After becoming aware of allegations of sexual misconduct against the prominent Tibetan Buddhist teacher Dagri Rinpoche, the Foundation for the Preservation of the Mahayana Tradition (FPMT) suspended him from their list of teachers, the international Buddhist group said in a statement on their website on Tuesday. The following day, ten senior Buddhist nuns—including Jetsunma Tenzin Palmo, the founder of Dongyu Gatsal Ling Nunnery, and Thubten Chodron, the abbess of Sravasti Abbey in Washington—sent a letter to FPMT calling for a third-party investigation into the accusations.

Dagri Rinpoche—a tulku [reincarnated master] in the Gelug school of Tibetan Buddhism and a touring teacher who regular visits centers in the United States, such as Sravasti Abbey, where he had been listed as a spiritual advisor—was suspended after being accused in a formal complaint of molesting a woman onboard an Air India flight on May 3. Following media reports of the charge against him, a former nun, Jakaira Perez Valdivia, posted a video on YouTube entitled “Dagri Rinpoche is indeed a serial molester,” in which she claims that Dagri Rinpoche molested her ten years ago while she was living in Dharamsala, India. Soon after, another woman, Shin Young Sun, stepped forward, writing in a Facebook post on May 13 that Dagri Rinpoche groped her breast while she was a student at Sarah College in Dharamsala between 2005 and 2009.

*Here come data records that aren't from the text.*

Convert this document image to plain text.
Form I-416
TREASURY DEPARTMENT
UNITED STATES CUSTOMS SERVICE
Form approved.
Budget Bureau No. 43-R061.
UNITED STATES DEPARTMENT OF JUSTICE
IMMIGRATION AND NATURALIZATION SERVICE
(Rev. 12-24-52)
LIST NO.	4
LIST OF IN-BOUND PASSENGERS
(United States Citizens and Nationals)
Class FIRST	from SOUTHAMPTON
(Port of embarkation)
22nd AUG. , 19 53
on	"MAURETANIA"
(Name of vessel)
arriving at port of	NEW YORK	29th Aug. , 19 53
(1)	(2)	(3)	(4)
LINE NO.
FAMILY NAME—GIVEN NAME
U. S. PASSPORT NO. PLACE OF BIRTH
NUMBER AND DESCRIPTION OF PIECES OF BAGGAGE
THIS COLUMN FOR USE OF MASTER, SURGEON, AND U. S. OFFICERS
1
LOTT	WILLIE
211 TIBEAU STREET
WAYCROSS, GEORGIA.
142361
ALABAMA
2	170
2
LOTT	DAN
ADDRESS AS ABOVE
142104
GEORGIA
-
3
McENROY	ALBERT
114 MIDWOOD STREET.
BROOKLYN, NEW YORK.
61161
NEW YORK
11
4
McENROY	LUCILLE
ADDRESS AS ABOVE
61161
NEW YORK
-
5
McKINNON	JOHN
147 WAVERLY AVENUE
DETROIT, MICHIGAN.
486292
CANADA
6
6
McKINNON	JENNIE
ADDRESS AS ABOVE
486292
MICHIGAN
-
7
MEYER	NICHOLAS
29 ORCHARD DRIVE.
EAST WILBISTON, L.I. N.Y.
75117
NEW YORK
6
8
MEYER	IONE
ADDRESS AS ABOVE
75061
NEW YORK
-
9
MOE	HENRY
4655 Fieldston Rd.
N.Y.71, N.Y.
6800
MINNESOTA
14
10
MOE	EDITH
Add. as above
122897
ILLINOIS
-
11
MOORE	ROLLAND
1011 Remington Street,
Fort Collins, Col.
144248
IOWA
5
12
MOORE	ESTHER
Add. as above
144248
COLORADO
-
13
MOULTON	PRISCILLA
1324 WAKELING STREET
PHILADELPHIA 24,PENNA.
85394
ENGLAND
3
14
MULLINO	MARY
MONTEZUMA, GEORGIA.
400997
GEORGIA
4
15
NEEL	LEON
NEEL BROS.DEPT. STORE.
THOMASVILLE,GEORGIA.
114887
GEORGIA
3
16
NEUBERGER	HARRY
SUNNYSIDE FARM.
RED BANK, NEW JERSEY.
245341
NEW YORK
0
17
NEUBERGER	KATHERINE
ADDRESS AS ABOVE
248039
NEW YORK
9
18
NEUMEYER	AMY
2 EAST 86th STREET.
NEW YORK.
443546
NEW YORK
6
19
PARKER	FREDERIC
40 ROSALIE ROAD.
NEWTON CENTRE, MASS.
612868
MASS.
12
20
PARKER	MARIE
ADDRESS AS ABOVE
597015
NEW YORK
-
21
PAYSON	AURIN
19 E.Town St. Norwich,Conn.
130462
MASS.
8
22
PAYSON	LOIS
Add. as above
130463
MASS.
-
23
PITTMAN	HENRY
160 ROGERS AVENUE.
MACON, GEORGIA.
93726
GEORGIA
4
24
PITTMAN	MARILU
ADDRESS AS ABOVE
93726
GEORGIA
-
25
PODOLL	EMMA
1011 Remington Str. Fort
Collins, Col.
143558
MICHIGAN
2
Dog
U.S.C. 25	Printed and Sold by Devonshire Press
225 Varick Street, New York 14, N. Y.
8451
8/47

Dagri Rinpoche has denied any wrongdoing.

In their letter to FPMT, the senior nuns said there are even more women who have remained anonymous, “Some of us personally know other Western nuns who have reported that they were molested by Dagri Rinpoche,” they wrote. The letter continues:

We urge the FPMT to commission an independent, third-party investigation into these allegations, and to make the conclusions of this investigation public. This investigation should be conducted in such a way that plaintiffs and/or witnesses feel safe to come forward and tell their stories confidentially—and anonymously, if they so wish . . . Holding an independent investigation sends a clear message that this behavior will not be tolerated and there will be repercussions for perpetrators. This is crucial in order to ensure an environment in which students’ trust can be rebuilt.